Fearing that darkness would overtake us before we could reach shelter, we started on toward a deserted, half-ruined “yurt” (yoort) [Footnote: A Mongolian name for a portable or permanent house-like shelter, made of logs, skins, or felt.] which Nicolai said stood near the western edge of this elevated plateau, about eight versts distant. Our horses sank to the knee at every step in the soft, spongy cushion of wet moss, so that we could travel no faster than a slow walk, and the short distance of eight versts seemed to be interminable. After four more dreary hours, spent in wandering about through grey drifting clouds, exposed to a bitter north-west wind, and a temperature of just 32 deg., we finally arrived in a half-frozen condition at the _yurt_. It was a low, empty hut, nearly square in shape, built of variously sized logs, and banked over with two or three feet of moss and grass-grown earth, so as to resemble an outdoor cellar. Half of one side had been torn down by storm-besieged travellers for firewood; its earthen floor was dank and wet with slimy tricklings from its leaky roof; the wind and rain drove with a mournful howl down through its chimney-hole; its door was gone, and it presented altogether a dismal picture of neglected dilapidation. Nothing daunted, Viushin tore down another section of the ruined side to make a fire, hung over teakettles, and brought our provision boxes under such shelter as the miserable hut afforded. I never could ascertain where Viushin obtained the water that night for our tea, as there was no available stream within ten miles, and the drippings of the roof were thick and discoloured with mud. I have more than a suspicion, however, that he squeezed it out of bunches of moss which he tore up from the soaking _tundra_ (toon’-drah). Dodd and I took off our boots, poured about a pint of muddy water out of each, dried our feet, and, as the steam rose in clouds from our wet clothes, began to feel quite comfortable.

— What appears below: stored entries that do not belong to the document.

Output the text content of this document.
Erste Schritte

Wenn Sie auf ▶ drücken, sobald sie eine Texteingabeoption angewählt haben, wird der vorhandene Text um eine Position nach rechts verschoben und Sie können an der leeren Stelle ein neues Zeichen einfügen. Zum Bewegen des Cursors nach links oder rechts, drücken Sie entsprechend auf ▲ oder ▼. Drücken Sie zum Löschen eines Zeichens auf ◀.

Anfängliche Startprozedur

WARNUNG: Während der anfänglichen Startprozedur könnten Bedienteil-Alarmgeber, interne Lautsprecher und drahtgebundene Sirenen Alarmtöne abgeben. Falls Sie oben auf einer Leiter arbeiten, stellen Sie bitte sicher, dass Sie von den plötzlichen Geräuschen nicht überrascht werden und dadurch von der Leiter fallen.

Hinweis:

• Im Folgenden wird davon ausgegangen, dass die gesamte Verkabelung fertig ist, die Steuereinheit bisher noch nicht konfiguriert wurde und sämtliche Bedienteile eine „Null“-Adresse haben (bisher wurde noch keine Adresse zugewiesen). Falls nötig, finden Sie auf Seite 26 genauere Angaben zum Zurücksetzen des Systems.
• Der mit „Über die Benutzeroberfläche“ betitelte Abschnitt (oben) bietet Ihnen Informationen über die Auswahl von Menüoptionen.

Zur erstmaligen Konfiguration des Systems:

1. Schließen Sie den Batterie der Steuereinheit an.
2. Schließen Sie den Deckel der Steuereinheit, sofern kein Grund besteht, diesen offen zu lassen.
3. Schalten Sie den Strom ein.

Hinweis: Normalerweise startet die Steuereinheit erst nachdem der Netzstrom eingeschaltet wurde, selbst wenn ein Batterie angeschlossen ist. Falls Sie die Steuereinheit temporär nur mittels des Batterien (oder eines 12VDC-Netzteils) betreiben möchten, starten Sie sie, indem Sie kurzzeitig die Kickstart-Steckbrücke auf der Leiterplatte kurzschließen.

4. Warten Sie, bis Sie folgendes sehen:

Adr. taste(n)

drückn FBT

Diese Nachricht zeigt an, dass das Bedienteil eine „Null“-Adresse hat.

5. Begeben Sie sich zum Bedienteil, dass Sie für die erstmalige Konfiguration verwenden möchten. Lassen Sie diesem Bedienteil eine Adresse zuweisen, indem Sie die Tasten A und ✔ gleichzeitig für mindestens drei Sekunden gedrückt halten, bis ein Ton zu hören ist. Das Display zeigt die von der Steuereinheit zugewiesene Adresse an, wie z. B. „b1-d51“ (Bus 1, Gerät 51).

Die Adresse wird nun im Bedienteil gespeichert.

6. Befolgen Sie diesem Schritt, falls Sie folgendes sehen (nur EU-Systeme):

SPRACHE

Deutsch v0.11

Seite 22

Viushin was in high good humour. He had voluntarily assumed the whole charge of our drivers during the day, had distinguished himself by most unwearied efforts in raising fallen horses, getting them over breakneck places, and cheering up the disconsolate Kamchadals, and he now wrung the water out of his shirt, and squeezed his wet hair absent-mindedly into a kettle of soup, with a countenance of such beaming serenity and a laugh of such hearty good-nature that it was of no use for anybody to pretend to be cross, tired, cold, or hungry. With that sunny face irradiating the smoky atmosphere of the ruined _yurt_, and that laugh ringing joyously in our ears, we made fun of our misery and persuaded ourselves that we were having a good time. After a scanty supper of _selanka_, dried fish, hardtack, and tea, we stretched our tired bodies out in the shallowest puddles we could find, covered ourselves with blankets, overcoats, oilcloths, and bearskins, and succeeded, in spite of our wet clothes and wetter beds, in getting to sleep.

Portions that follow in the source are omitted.